The Grafstein Annual Lecture in Communications was established by Senator Jerry S. Grafstein, Q.C., Class of 1958, to commemorate the 40th anniversary of his graduation from the Faculty of Law and the 10th anniversary of the graduation of his son, Laurence Grafstein and daughter-in-law, Rebecca Grafstein (nee Weatherhead), both from the Class of 1988.

The inaugural lecture was delivered in the fall of 1999 by Charles Dalfen of Torys, a former professor at U of T’s Faculty of Law.

The 2015 Grafstein Lecture in Communications

Konrad von Finckenstein

Former Chairman of the Canadian Radio-television and Telecommunication Commission and Justice of the Federal Court

"Thoughts on Redesigning Canada's Regulatory System for Communications"

Tuesday, January 27, 2015
4:00 p.m.
Victoria College, Room 101

This event is open to the public.  Reception to Follow.

 

Abstract:  Current Canadian legislation and institutions to regulate communications all stem from the early 1990s. Since then we have seen a veritable revolution in communications technology such as cable TV, wireless phones, satellites, digitization, fibre cable, internet, social media etc. In addition we have seen unpatrolled consolidation both vertical and horizontal among communications companies. Yet our legislation and institutions have remained virtually unchanged. A rethink, new legislation, and new institutional set up are clearly required. Key principles, considerations, process and reform of institutions will be discussed. 

About Konrad Von Finckenstien:

Konrad von Finckenstein currently practices as an arbitrator with JAMS, The Resolution Experts, in Toronto and has had an extensive government and judicial career.

As the chief commercial counsel of the Canadian Government he led the legal team negotiating inter alia, the bail outs of Chrysler and Massey Ferguson, the establishment of a Bell Helicopter assembly plant for all its civilian copters in Canada, and the privatisation of Canadiar and DeHavilland.

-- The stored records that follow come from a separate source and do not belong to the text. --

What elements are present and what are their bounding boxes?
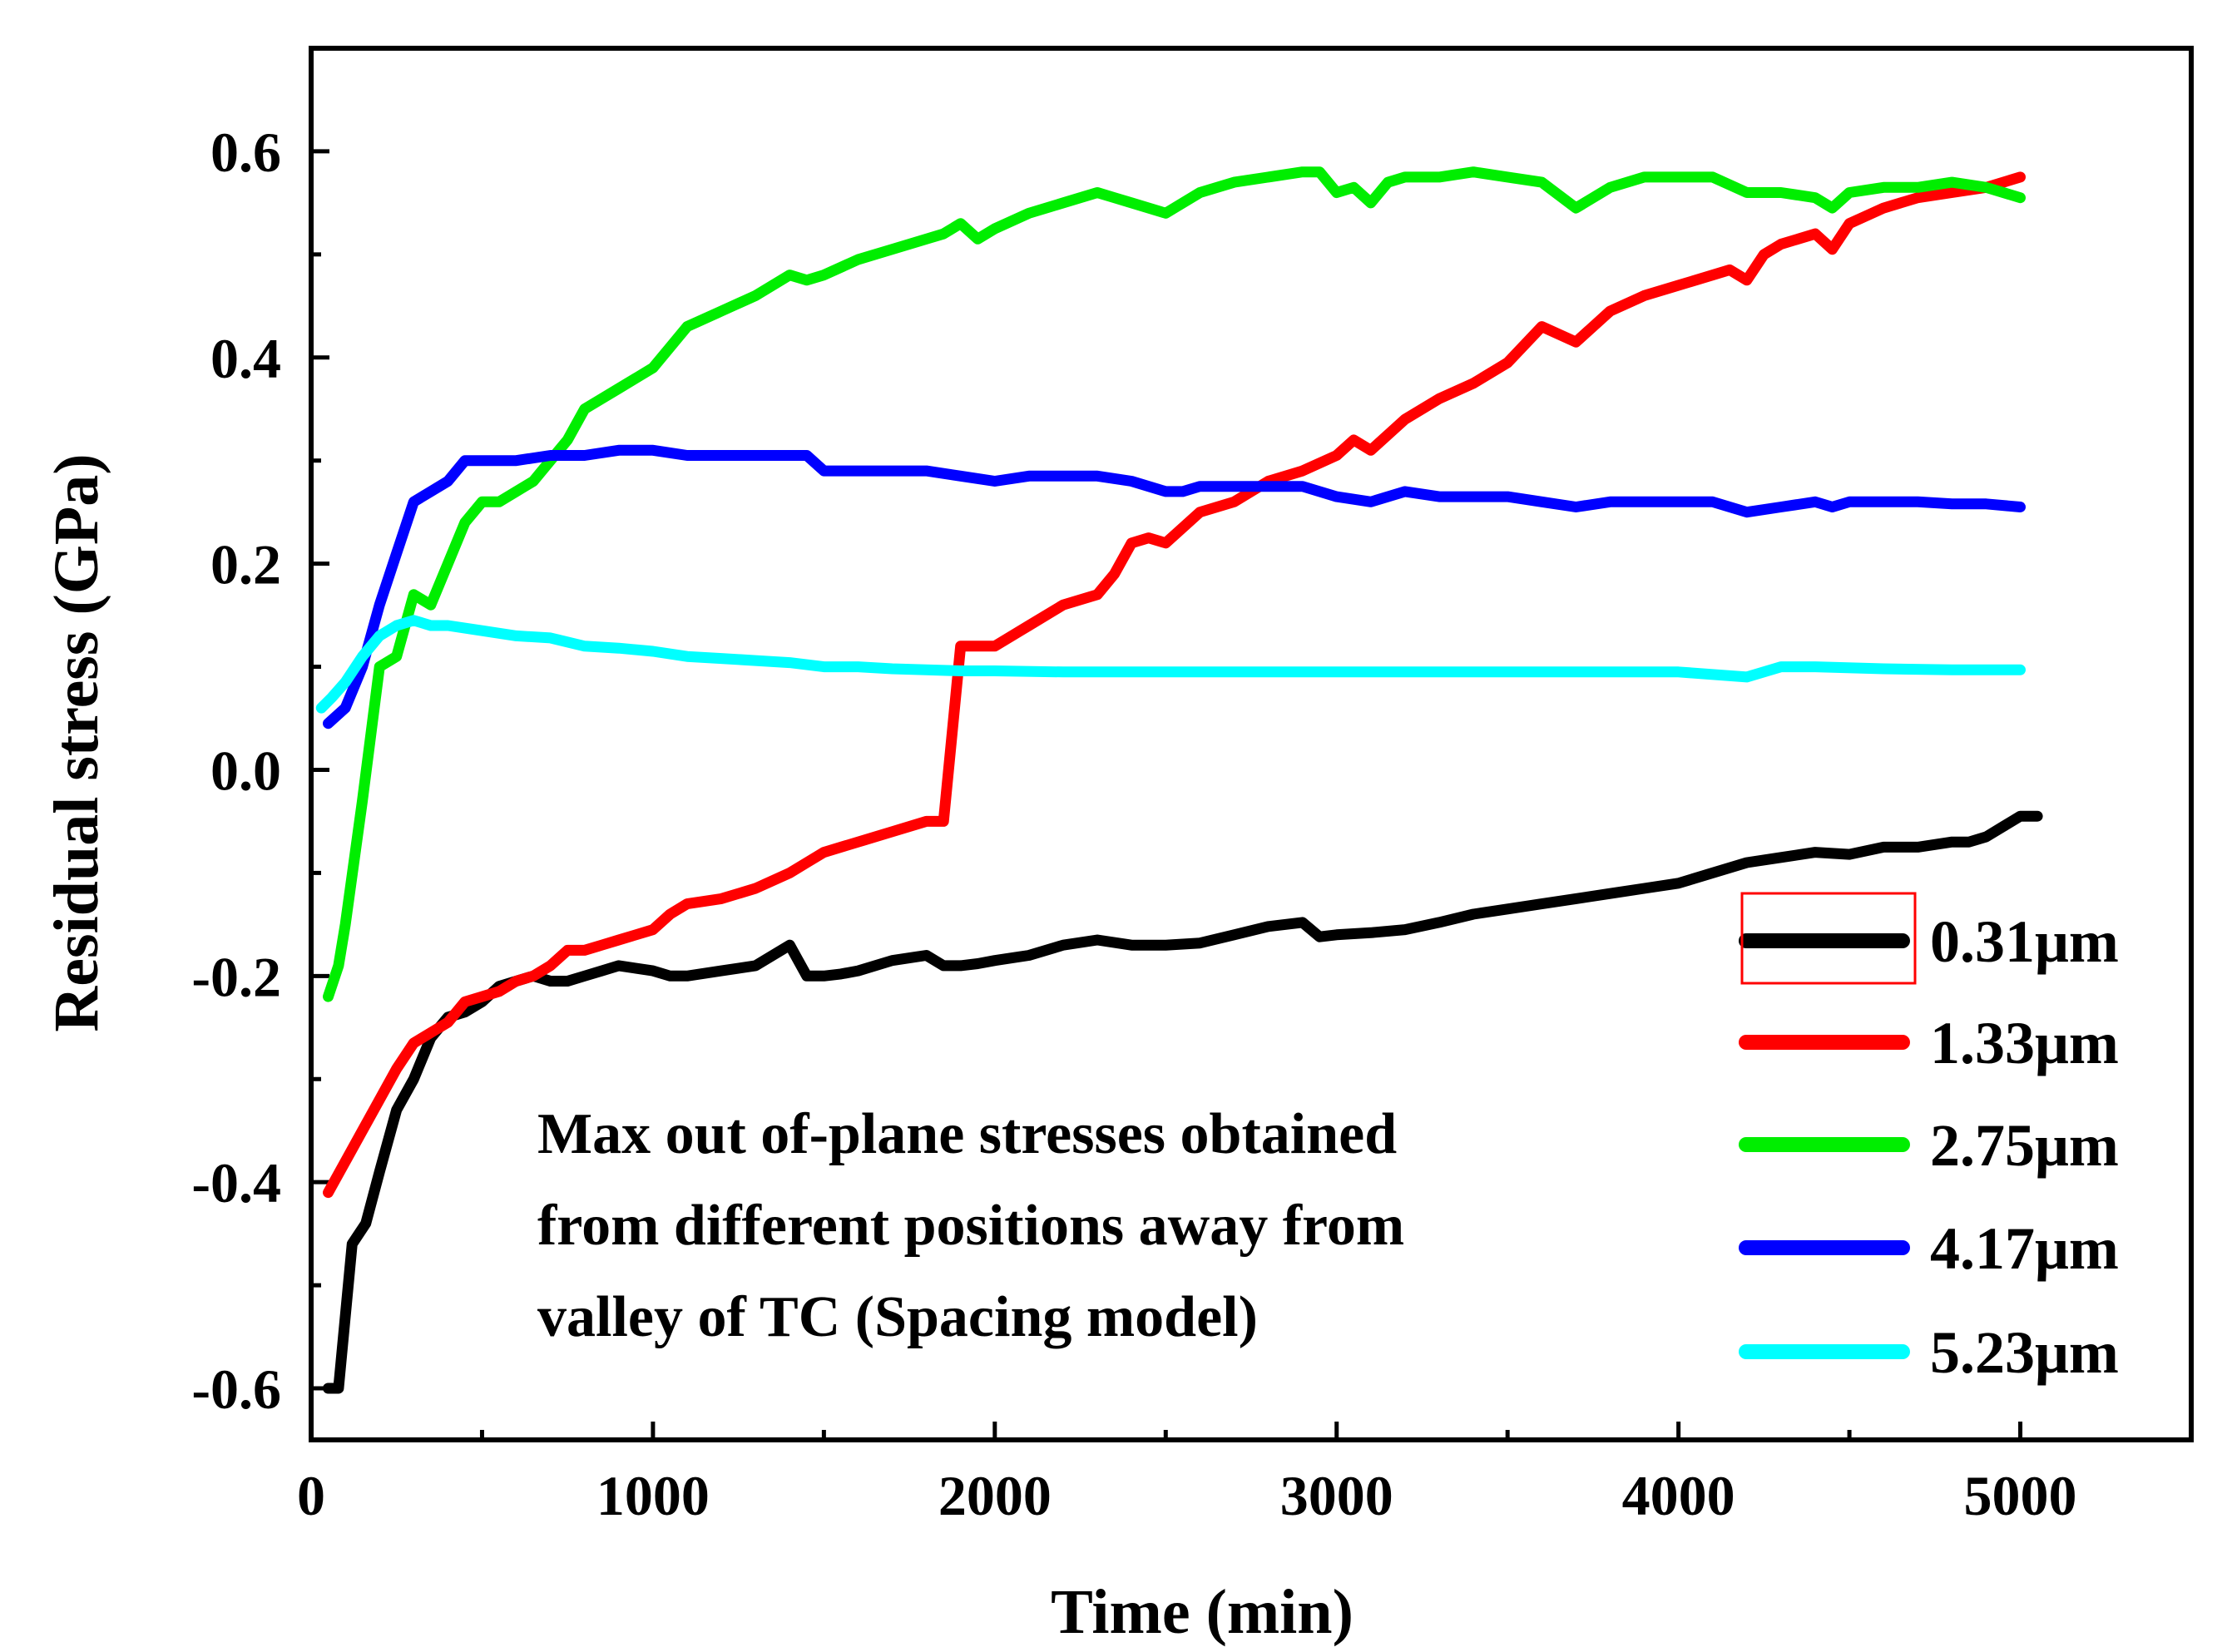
y-axis-title: Residual stress (GPa) <box>42 453 111 1031</box>
y-tick-label: 0.0 <box>210 739 281 802</box>
legend-label: 4.17μm <box>1930 1215 2119 1282</box>
y-tick-label: -0.2 <box>191 945 281 1008</box>
annotation: Max out of-plane stresses obtained from … <box>537 1102 1404 1349</box>
x-tick-label: 0 <box>297 1464 325 1527</box>
x-axis-ticks <box>309 1422 2023 1440</box>
series-lines <box>315 166 2043 1394</box>
y-tick-label: -0.6 <box>191 1358 281 1421</box>
legend-label: 1.33μm <box>1930 1010 2119 1076</box>
x-tick-label: 5000 <box>1964 1464 2077 1527</box>
legend-label: 0.31μm <box>1930 908 2119 975</box>
y-tick-label: 0.4 <box>210 327 281 390</box>
x-tick-label: 3000 <box>1280 1464 1393 1527</box>
y-tick-label: -0.4 <box>191 1151 281 1214</box>
series-line <box>315 615 2026 714</box>
legend-label: 2.75μm <box>1930 1112 2119 1179</box>
x-tick-label: 2000 <box>938 1464 1052 1527</box>
annotation-line-3: valley of TC (Spacing model) <box>537 1285 1258 1349</box>
y-tick-label: 0.2 <box>210 533 281 596</box>
y-tick-label: 0.6 <box>210 121 281 184</box>
series-line <box>323 171 2026 1199</box>
x-axis-title: Time (min) <box>1051 1577 1354 1647</box>
y-axis-ticks <box>311 149 329 1391</box>
series-line <box>323 166 2026 1002</box>
y-tick-labels: -0.6 -0.4 -0.2 0.0 0.2 0.4 0.6 <box>191 121 281 1421</box>
legend-label: 5.23μm <box>1930 1319 2119 1386</box>
plot-frame <box>309 46 2194 1442</box>
series-line <box>323 444 2026 730</box>
legend: 0.31μm 1.33μm 2.75μm 4.17μm 5.23μm <box>1739 908 2119 1386</box>
x-tick-label: 1000 <box>596 1464 710 1527</box>
x-tick-label: 4000 <box>1622 1464 1735 1527</box>
annotation-line-1: Max out of-plane stresses obtained <box>537 1102 1397 1166</box>
x-tick-labels: 0 1000 2000 3000 4000 5000 <box>297 1464 2077 1527</box>
legend-highlight-box <box>1740 892 1917 985</box>
annotation-line-2: from different positions away from <box>537 1194 1404 1258</box>
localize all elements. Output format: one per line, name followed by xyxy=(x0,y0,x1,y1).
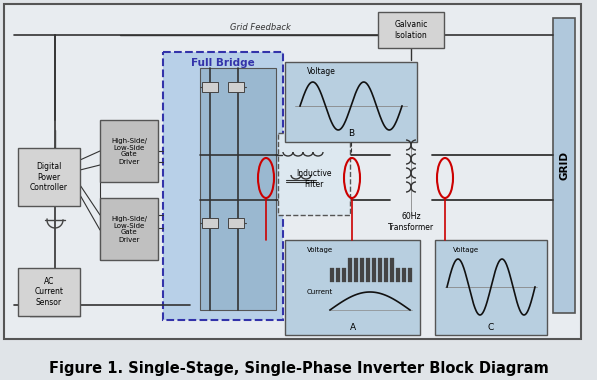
Bar xyxy=(348,258,352,282)
Bar xyxy=(202,218,218,228)
Bar xyxy=(402,268,405,282)
Bar xyxy=(553,18,575,313)
Bar xyxy=(408,268,411,282)
Bar xyxy=(100,198,158,260)
Text: Current: Current xyxy=(307,289,333,295)
Text: Figure 1. Single-Stage, Single-Phase Inverter Block Diagram: Figure 1. Single-Stage, Single-Phase Inv… xyxy=(48,361,549,375)
Bar xyxy=(390,258,393,282)
Text: Full Bridge: Full Bridge xyxy=(191,58,255,68)
Text: A: A xyxy=(349,323,356,331)
Text: Digital
Power
Controller: Digital Power Controller xyxy=(30,162,68,192)
Text: C: C xyxy=(488,323,494,331)
Bar xyxy=(342,268,346,282)
Text: Voltage: Voltage xyxy=(307,247,333,253)
Bar xyxy=(336,268,340,282)
Bar xyxy=(384,258,387,282)
Text: Inductive
Filter: Inductive Filter xyxy=(296,169,332,189)
Text: Voltage: Voltage xyxy=(307,68,336,76)
Text: Grid Feedback: Grid Feedback xyxy=(230,24,290,33)
Bar xyxy=(228,218,244,228)
Text: 60Hz
Transformer: 60Hz Transformer xyxy=(388,212,434,232)
Text: High-Side/
Low-Side
Gate
Driver: High-Side/ Low-Side Gate Driver xyxy=(111,138,147,165)
Bar xyxy=(330,268,334,282)
Text: Voltage: Voltage xyxy=(453,247,479,253)
Text: AC
Current
Sensor: AC Current Sensor xyxy=(35,277,63,307)
Bar xyxy=(4,4,581,339)
Bar xyxy=(202,82,218,92)
Bar xyxy=(372,258,376,282)
Bar xyxy=(228,82,244,92)
Text: Galvanic
Isolation: Galvanic Isolation xyxy=(394,20,427,40)
Bar xyxy=(378,258,381,282)
Bar xyxy=(285,62,417,142)
Bar xyxy=(354,258,358,282)
Bar xyxy=(18,268,80,316)
Bar xyxy=(396,268,399,282)
Bar xyxy=(360,258,364,282)
Bar xyxy=(285,240,420,335)
Text: B: B xyxy=(348,128,354,138)
Bar xyxy=(163,52,283,320)
Bar xyxy=(366,258,370,282)
Bar xyxy=(200,68,276,310)
Bar xyxy=(18,148,80,206)
Bar xyxy=(100,120,158,182)
Bar xyxy=(435,240,547,335)
Bar xyxy=(278,133,350,215)
Bar xyxy=(378,12,444,48)
Text: GRID: GRID xyxy=(559,150,569,179)
Text: High-Side/
Low-Side
Gate
Driver: High-Side/ Low-Side Gate Driver xyxy=(111,215,147,242)
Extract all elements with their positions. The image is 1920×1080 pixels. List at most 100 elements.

Subsequently he became the chief counsel to the Canada US free trade negotiations. In this position he was responsible for negotiating the dispute settlement provisions, drafting, and implementing the agreement. He was also responsible for overseeing the drafting and implementing of all legislation, regulations and orders required to give effect to the provisions of NAFTA in Canada.

He was the Commissioner (CEO) of the Competition Bureau for seven years. During his tenure the Bureau examined the merger of four of Canada’s leading banks (ultimately blocking them) collected the largest fine in Canadian criminal history for price collusion.  He also reviewed and approved the merger between Air Canada and Canadian Airlines ensuring that the merger would not lead to a monopoly in the skies.  In addition to ensuring a competitive marketplace for Canadian businesses and consumers, he led the drive to create of the International Competition Network (an umbrella organization encompassing all the competition agencies of the world) to harmonize competition regimes worldwide and served as the Founding Chairman.

As a Justice of the Federal Court from 2003 to 2007, he heard cases involving immigration and refugee law, intellectual property and administrative law. In particular, von Finckenstein held that uploading music tracks over the Internet is not in itself a violation of Canadian copyright law.

In 2007, he was appointed Chairman of the Canadian Radio-television and Telecommunications Commission (CRTC) for a five-year term. He was instrumental in removing unnecessary regulations, allowing the industry to react more quickly to market changes and consumer preferences in an era of rapid technological change. Over ninety percent of telephone market was foreborne from regulation and exposed to competition. During his tenure the industry went through an unprecedented degree of consolidation. To meet these challenges he established frameworks for diversity of voices, vertical integration and net neutrality.